Ночь наполнила Город прохладой и тьмой; с заходом Стеллы и появлением звезд в Городе стало меньше злобы и непонимания, которые держали людей на дистанции — одни люди похорошели оттого, что спали, другие — оттого, что ночь позволила им, не тая свою любовь, быть щедрыми и нежными. В Городе, похожем сверху на огромный плоский ячеистый нарост на теле планеты, царили покой и любовь — как мало времени отводит жизнь на то, о чем мечтают люди!.. Но напряжение дня не схлынуло — оно лишь отступило, попятилось перед властной поступью ночи, спряталось в своих укрытиях; суета дня из живого шевеления стала движением машин на автострадах, образов на экранах, а иногда совсем уходила в мертвый цифровой мир сетевых сигналов — и операторы на третьем этаже корпуса в Баканаре словно вросли в машины, слились нервами с перчатками и шлемами, ушли в переплетение оптических и электронных кабелей; тела их лишь слабо двигали пальцами, а души витали в виртуальном подпространстве Города, порой взлетая в заоблачный мир и вновь обрушиваясь со спутниковых антенн вниз, в базы данных и узловые системы в поисках тайных коммутаторов Банш и маньяка, называющего себя F60.5. Глаза лейтенанта Чака Гедеона, став тысячеглазым пучком, пристально изучали этот подозрительный Город — и только тайна молчания пока хранила своевольных кукол от слов: «Группа усиления — по машинам! „Морион“ и „Сардар“, взлет сразу после погрузки!» Ночь была готова ворваться в день гулом «флайштурмов»…
ГЛАВА 11
Вновь Стелла осветила восточный фасад здания «Антикибера», и блестящий корпус с ровными насечками этажей стал темнеть — автотонировка стекол срабатывала на освещенность, оберегая сотрудников Хиллари от переутомления глаз. Но лейтенант Бахтиэр и психолог Шуань, подлетавшие к строению на ротоплане с запада, видели дом зеркально-голубым, каким он был ночью.

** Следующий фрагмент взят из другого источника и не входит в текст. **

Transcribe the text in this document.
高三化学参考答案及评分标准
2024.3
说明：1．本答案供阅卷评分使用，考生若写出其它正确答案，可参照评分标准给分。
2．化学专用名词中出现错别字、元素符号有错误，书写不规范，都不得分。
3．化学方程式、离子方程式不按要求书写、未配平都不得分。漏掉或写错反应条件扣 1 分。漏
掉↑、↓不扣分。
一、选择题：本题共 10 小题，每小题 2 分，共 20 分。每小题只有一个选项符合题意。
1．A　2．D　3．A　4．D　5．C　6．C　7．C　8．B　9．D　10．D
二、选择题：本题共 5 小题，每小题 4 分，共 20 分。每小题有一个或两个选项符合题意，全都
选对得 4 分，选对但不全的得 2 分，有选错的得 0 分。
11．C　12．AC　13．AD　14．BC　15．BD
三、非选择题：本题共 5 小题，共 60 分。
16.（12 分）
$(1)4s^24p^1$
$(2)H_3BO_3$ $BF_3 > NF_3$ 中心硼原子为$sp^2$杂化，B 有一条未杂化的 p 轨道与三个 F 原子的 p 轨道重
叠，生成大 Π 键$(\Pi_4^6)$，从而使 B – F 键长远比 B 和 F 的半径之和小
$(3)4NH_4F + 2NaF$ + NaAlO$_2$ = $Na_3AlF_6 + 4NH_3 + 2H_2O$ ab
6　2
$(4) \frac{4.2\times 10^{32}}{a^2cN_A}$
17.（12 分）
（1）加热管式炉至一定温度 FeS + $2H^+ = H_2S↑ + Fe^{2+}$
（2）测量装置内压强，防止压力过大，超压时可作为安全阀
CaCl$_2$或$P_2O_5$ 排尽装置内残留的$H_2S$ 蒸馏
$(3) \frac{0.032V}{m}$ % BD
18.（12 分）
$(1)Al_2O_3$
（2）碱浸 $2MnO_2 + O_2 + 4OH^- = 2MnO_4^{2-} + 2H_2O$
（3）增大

Нежно-платиновый, белобровый, с белыми бачками, очень гладкошерстый господин Шуань являл собой полную противоположность Габару — насколько белая масть может быть отлична от коричневой, мармозетка от шакала, а изящный южанин-огнепоклонник от угрюмого тьянги-масона. Притом Шуань тоже был рожден и жил в Сэнтрал-Сити — но порой наведывался на родную планету, чтобы выпросить у магнатов и правительств денег на воспитание детей-мохнатиков в исконно яунгийском духе и на адаптацию их в другом мире. С федеральным Минобороны ему сотрудничать еще не доводилось — однако он был верен своему долгу перед земляками, и на пару с офицером-эйджи всю ночь шастал по Тьянга-тауну, записывая на видео мольбы матери Габара, уговоры его отца и брата, назидания мастера школы меча, увещевания масонского пресвитера и обращение школьного учителя — кое-кого пришлось разбудить для этого, но все тьянги приняли живейшее участие, даже сильно прихворнувший педагог — как же! ведь шерсть вылезет и окривеешь, если отдашь СВОЕГО на милость чужих!..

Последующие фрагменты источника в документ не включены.